New research shows that 18- to-34-year olds -- a key audience for in-theater movie business -- are willing to spend a comparable or slightly higher price to stream a new theatrical movie that is screening at the same time in theaters.
Nearly 70% (67%) of 18- to-34-year-olds said they would “definitely/probably” pay $15 to stream a movie that was also being released at the same time that it was being screened in theaters, according to Hub Entertainment Research.
Even at higher prices, young moviegoers have no problem buying in: 65% said they would buy streamed movies priced at $25 (with 35% saying “probably not/definitely not,” while 57% said they would pay for movies streamed at a price of $50 (with 44% saying probably not/definitely not).

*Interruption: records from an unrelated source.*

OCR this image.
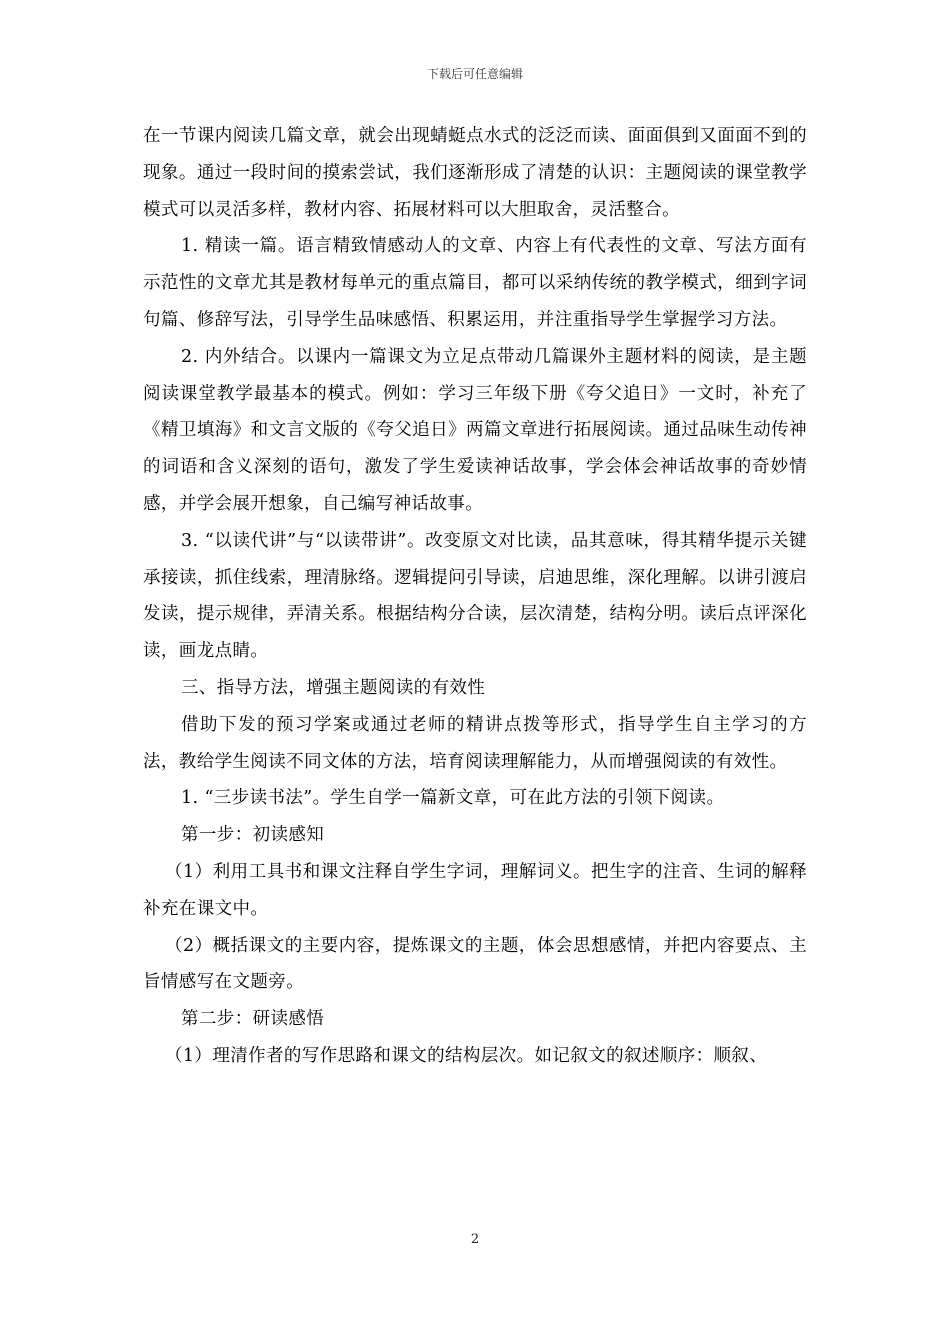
下载后可任意编辑

在一节课内阅读几篇文章，就会出现蜻蜓点水式的泛泛而读、面面俱到又面面不到的现象。通过一段时间的摸索尝试，我们逐渐形成了清楚的认识：主题阅读的课堂教学模式可以灵活多样，教材内容、拓展材料可以大胆取舍，灵活整合。

1. 精读一篇。语言精致情感动人的文章、内容上有代表性的文章、写法方面有示范性的文章尤其是教材每单元的重点篇目，都可以采纳传统的教学模式，细到字词句篇、修辞写法，引导学生品味感悟、积累运用，并注重指导学生掌握学习方法。

2. 内外结合。以课内一篇课文为立足点带动几篇课外主题材料的阅读，是主题阅读课堂教学最基本的模式。例如：学习三年级下册《夸父追日》一文时，补充了《精卫填海》和文言文版的《夸父追日》两篇文章进行拓展阅读。通过品味生动传神的词语和含义深刻的语句，激发了学生爱读神话故事，学会体会神话故事的奇妙情感，并学会展开想象，自己编写神话故事。

3. “以读代讲”与“以读带讲”。改变原文对比读，品其意味，得其精华提示关键承接读，抓住线索，理清脉络。逻辑提问引导读，启迪思维，深化理解。以讲引渡启发读，提示规律，弄清关系。根据结构分合读，层次清楚，结构分明。读后点评深化读，画龙点睛。

三、指导方法，增强主题阅读的有效性

借助下发的预习学案或通过老师的精讲点拨等形式，指导学生自主学习的方法，教给学生阅读不同文体的方法，培育阅读理解能力，从而增强阅读的有效性。

1. “三步读书法”。学生自学一篇新文章，可在此方法的引领下阅读。

第一步：初读感知

（1）利用工具书和课文注释自学生字词，理解词义。把生字的注音、生词的解释补充在课文中。

（2）概括课文的主要内容，提炼课文的主题，体会思想感情，并把内容要点、主旨情感写在文题旁。

第二步：研读感悟

（1）理清作者的写作思路和课文的结构层次。如记叙文的叙述顺序：顺叙、

2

The average U.S. movie ticket price was $9.37 in the fourth quarter of 2019, according to the National Association of Theater Owners.
The data cited here come from Hub’s “Monetizing Video” study of 2,036 U.S. consumers with broadband ages 16-74, who watch at least one hour of TV per week. Data was collected in June 2020.
This study comes at the same time that movie studios have adjusted or postponed plans to release movies in theaters, and instead have aired films through streaming at-home services. This includes the recent release of the big Broadway musical “Hamilton” on Disney+ this past weekend.
Hub says consumers ages 18-34 also gave a score of 70% or higher in terms of “excellent/good value” for streamers including Netflix, Hulu, Disney+, and Amazon Prime.
Traditional pay TV services -- cable, satellite, and telco -- only scored 42%.